The near-term trigger will be the December quarter earnings, which will be led by 12 per cent tractor volume growth to be just under 19,000 units. Higher sales are coming from a slew of new products Escorts has launched as well as expansion into areas where it is weak.
While volume gains help, new products lead to an improvement in margins given a tilt towards higher-powered products in the 41-50 horsepower range, which are most in demand.
The company is also looking at improving the market share by revamping its dealer strategy in west and south regions. In these two regions, its market share is around the 5 per cent mark, while in north, central and east regions, its share is upwards of 10 per cent.
Further, it is focussing on the exports market with higher horsepower products, and aims to increase its international volumes by 10 times by FY22 from 1,000 units in FY17. The volume growth and improvement in product mix for the export segment should also reflect positively on Escorts profitability.

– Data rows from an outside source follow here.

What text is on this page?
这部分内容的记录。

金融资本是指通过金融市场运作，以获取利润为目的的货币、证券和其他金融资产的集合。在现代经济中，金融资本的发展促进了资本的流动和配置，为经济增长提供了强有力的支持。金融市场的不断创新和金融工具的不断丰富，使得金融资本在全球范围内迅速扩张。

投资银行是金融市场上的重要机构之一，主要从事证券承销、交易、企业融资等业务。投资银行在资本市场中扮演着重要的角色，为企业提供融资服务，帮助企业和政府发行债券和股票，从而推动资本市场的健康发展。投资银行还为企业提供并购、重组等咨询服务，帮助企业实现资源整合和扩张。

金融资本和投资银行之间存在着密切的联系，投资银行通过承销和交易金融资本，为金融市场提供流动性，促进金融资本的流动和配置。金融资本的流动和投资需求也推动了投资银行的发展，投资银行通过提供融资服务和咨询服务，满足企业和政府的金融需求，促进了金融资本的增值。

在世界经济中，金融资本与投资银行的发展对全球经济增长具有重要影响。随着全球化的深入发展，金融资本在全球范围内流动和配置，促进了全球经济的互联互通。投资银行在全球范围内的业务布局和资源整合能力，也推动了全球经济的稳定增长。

The other factors which should improve margins are lower costs from vendor, manpower and raw material rationalisation.
Scale up of its railways and construction equipment businesses should also rub off positively on earnings. Increased allocation for infrastructure investment by the government will only enhance prospects of these businesses. Overall, margins are expected to improve from 7.5 per cent in FY17 to about 11 per cent in FY20.
At the current price, the stock is trading at 18 times its FY19 earnings estimates. Investors with a two-three year time frame can consider it.